Murphy’s Law states that anything that can go wrong, will go wrong. And boy did it apply to Syracuse’s poor offensive effort against Notre Dame on a national stage Saturday night.
While the Orange usually has some positive takeaways from every loss, the team proved time and time again that it is not as good as fans hoped it would be. Don’t let the final score fool you, because last night, simply nothing went right on the offensive side of the ball.
First, on the defensive side of the ball, Syracuse allowed 25 straight completions to opposing quarterback Everett Golson, one short of the FBS record. Notre Dame consistently exploited the SU defense on bubble screens. George McDonald probably should have taken notes, as Notre Dame actually demonstrated some successful wide receiver screens with players blocking downfield. The unit did force two interceptions (one returned for a touchdown by Durrell Eskridge) and recovered three fumbles.
Offensively, the Orange effort was pathetic. The defense kept the team in the game throughout the first quarter, but Hunt and the unit could only muster up 70 yards (not counting penalty yards) in the opening frame. Thirty-eight of them came from a drive-opening pass to Brisley Estime. Hunt missed receivers left, right, long, and short all night and never got the offense in rhythm until the game was out of reach. The first quarter ended 0-0, only because the SU defense forced two turnovers.
While blaming the officials is never an excuse, a blatant early whistle at the end of the first half hurt the Orange. With the Irish driving downfield, Golson attempted to spike the ball and, instead, fumbled it because he never had possession of the ball. Julian Whigham recovered the ball and ran it back to the end zone untouched, but a premature whistle blew the play dead. It would have been a huge momentum swing, trailing by only four at the half and getting the ball, but instead Hunt was forced to take a knee with 13 seconds on the clock. The team also committed ten penalties for 85 yards. Whatever could have gone wrong certainly did.
Punter Riley Dixon had a huge 42-yard run on a fake punt, but the offense went four-and-out following the huge gain. With that lone run, Dixon led the team in rushing yards. Missed opportunities were a theme all night long. The offensive line couldn’t keep the pressure out of Hunt’s face, and he took a big hit to the leg/hip on a scramble, which clearly bothered the quarterback all game long. The team was a discouraging 3-15 on third down.
Despite having success through the air, McDonald consistently called runs and screens, leaving fans scratching their heads. PTG was hit in the backfield on nearly every run. When Erv Phillips is the bright spot with only 22 yards, things must have gone badly. Jarrod West broke out with 103 yards on eight catches, but it clearly wasn’t enough.
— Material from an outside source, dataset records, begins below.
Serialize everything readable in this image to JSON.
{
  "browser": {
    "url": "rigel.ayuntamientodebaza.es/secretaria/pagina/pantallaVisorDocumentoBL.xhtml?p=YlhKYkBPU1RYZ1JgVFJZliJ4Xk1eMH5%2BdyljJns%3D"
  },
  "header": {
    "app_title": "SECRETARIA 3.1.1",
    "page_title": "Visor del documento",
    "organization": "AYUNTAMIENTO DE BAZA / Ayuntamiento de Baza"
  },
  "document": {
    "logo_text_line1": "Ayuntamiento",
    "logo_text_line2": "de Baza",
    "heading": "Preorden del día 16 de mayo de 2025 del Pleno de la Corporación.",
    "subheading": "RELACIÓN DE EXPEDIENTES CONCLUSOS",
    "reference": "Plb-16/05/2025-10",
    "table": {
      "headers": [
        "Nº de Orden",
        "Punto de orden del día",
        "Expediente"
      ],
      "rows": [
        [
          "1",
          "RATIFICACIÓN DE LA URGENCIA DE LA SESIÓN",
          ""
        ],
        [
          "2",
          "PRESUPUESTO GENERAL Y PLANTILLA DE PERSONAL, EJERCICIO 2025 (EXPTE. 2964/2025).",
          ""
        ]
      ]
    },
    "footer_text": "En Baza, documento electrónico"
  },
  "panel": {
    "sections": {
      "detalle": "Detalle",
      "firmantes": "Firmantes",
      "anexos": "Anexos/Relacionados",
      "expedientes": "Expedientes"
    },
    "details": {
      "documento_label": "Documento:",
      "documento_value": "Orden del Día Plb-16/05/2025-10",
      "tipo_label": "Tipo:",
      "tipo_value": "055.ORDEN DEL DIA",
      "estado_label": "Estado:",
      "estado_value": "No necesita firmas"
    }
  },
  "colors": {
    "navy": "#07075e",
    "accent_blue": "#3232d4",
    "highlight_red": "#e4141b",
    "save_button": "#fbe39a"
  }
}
Shafer and McDonald need to sit down during the week and figure out how to fix the offense before the team’s Friday night matchup with Louisville at the Dome. My advice? It starts with letting Hunt air the ball out downfield and ends with better protection in the pocket. And let’s leave those platinum uniforms in New Jersey — I don’t need to know where each player is sweating on every down.